Since the birth of John four months ago, I have developed a whole new appreciation for the monotonous. I’ve always loved routines and schedules, but the daily life of a mother brings it all to a whole new level. In the past weeks, the ins and outs of my life have settled into a fairly predictable schedule, even if the exact time frames differ from day to day. We wake up, and I give John his first bottle. I eat breakfast while he plays on his mat; then he has tummy time and plays in his Bumbo and bouncy seat until he starts to get fussy. Depending on the weather, we might take a walk around the neighborhood while he naps in his stroller; otherwise it’s off to his bedroom for a bit of rocking and shushing before he falls asleep and I go back into the living room to work out or answer emails. By the time he wakes up, it’s nearly time for his second bottle of the day, after which he goes back to playing for another hour or so, moving from place to place. Then it’s back to his bedroom for another nap while I shower. This cycle repeats itself again and again until it’s bedtime. Andrew and I work together to bathe him, dress him in his pajamas, and give him his last bottle of the day before lights out. It might seem like a very monotonous existence, but I love it.

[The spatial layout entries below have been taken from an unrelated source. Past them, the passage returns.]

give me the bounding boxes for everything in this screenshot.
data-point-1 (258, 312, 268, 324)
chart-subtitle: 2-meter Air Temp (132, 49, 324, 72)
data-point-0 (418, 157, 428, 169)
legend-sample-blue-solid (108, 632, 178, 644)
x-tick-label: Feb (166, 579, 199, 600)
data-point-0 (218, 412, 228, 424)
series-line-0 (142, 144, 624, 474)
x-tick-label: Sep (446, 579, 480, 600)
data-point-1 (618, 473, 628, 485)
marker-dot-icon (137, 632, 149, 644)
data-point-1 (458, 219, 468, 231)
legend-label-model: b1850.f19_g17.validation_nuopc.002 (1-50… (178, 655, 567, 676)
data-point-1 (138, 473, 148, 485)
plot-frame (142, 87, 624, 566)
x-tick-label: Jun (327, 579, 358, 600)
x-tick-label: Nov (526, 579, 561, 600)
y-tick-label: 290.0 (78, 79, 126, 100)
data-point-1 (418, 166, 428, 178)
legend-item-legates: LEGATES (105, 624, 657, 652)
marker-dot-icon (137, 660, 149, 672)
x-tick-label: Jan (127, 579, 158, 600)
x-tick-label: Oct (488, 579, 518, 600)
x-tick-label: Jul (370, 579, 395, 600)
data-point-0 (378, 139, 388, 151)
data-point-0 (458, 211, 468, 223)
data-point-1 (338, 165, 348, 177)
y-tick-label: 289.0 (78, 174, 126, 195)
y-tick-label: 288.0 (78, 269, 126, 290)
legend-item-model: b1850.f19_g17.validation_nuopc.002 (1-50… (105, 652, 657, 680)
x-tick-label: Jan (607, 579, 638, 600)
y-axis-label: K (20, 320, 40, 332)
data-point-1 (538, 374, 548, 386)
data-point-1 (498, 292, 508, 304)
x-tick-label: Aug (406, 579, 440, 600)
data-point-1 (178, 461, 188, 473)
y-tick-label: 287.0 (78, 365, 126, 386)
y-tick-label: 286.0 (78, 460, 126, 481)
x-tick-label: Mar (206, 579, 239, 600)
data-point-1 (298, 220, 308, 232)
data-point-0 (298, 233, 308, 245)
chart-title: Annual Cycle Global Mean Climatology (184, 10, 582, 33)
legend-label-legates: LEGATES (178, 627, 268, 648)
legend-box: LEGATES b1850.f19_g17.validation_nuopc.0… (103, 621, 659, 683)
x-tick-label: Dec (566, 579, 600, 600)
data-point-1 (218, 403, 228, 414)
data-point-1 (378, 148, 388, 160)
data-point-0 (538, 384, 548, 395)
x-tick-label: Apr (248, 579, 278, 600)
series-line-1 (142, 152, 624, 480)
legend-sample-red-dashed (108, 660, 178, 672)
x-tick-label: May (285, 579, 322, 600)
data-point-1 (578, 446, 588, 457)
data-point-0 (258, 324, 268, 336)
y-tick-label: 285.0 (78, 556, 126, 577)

As much as I have always loved predictability and scheduling, I have also enjoyed a bit of spontaneity from time to time. Though my color-coded planner has always been the most important item that I have ever carried on my person, I didn’t mind a surprise event from time to time. While I was in college, I really loved just going with the flow. If I got a text informing me of a Wawa run in ten minutes, I was waiting by the curb with my wallet and cell phone in eight. If a friend stopped by to invite me to a spontaneous basketball game, unless I had an assignment due in the very near future, I was dressed and already playing in fifteen. Some of that spontaneity admittedly faded during grad school. As I attempted to balance school work, classes, and two jobs, I rarely had time in my schedule for pick-up games or last minute diner runs. At the very least, I needed to know about an upcoming event at least a few hours in advance if there was a good chance of seeing me there. Life had gotten a bit too complicated to squeeze in spontaneous activities.
Now spontaneity has a whole new meaning for me. Spontaneity is having to change a poopy diaper in between mat time and tummy time. Spontaneity is waking up with your infant at 5:15AM because he just doesn’t want to sleep until 6:45AM like he used to. Spontaneity is deciding to take a trip to Target with John because it’s too hot to go for a walk outside and there are a few random items that I could pick up. Spontaneity is blasting your favorite music while you clean the bathroom and your baby boy grins widely in his bouncy seat as he watches you- just because you can’t stand the hair on the floor or the smudge of toothpaste on the sink for a minute longer. That’s my new version of spontaneity, and I must say that I do like it.
Life with an infant almost requires that you accept a lack of spontaneity and a degree of inevitable monotony. Your days of just jumping into your car and driving to Starbucks are over. Now you have to convince your husband to watch your child, or you need to arrange for a babysitter at the last minute, or you have to load your baby in your car so that he can come with you. But if you go with the latter choice, you also have to make sure that you are bringing a fully-loaded diaper bag with you (the last thing you want is to find out that you forgot to restock your bag with diapers and wipes when your bundle of joy decides to leave his own bundle of something far less pleasant than joy in his diaper for you) and that your child is properly clothed and properly loaded into his car seat. There are no more spontaneous date nights for just the same reason. Everything requires a certain amount of planning once you have a child. Spontaneity is no longer about what you decide to do with you time, but about responding to your family’s decisions concerning what you should do with your time. Spontaneity ceases to be about what you do, but what is done to you.
But I’m okay with this new type of spontaneity. I’m okay with the monotony of my day-to-day life. I’m okay with knowing that the hours of my day will be spent wiping spit-up from every surface of my house, mixing, warming, and giving bottles to my stubborn son, changing countless diapers, and making the same sounds and faces over and over again just so that I can see my boy smile one more time. Because this new life is beautiful. This new life brings me comfort. It brings me joy. It brings me fulfillment. It is the greatest gift that I have ever been given. It might not be the idyllic existence that we dreamed of as teens and young adults. While we dreamed of cuddling with our newborns, gazing down lovingly into our firstborns’ eyes, and pushing our toddlers on a swing at the local playground, we often ignored the less charming aspects of motherhood- diaper explosions, rivers of spit-up, and cradle cap, just to name a few. Now that we have crossed the threshold, now that we are mothers ourselves, we understand something. There is beauty in every aspect of motherhood- the good, the bad, and the gross. That is the power of love.
Mary Help of Christians, pray for us!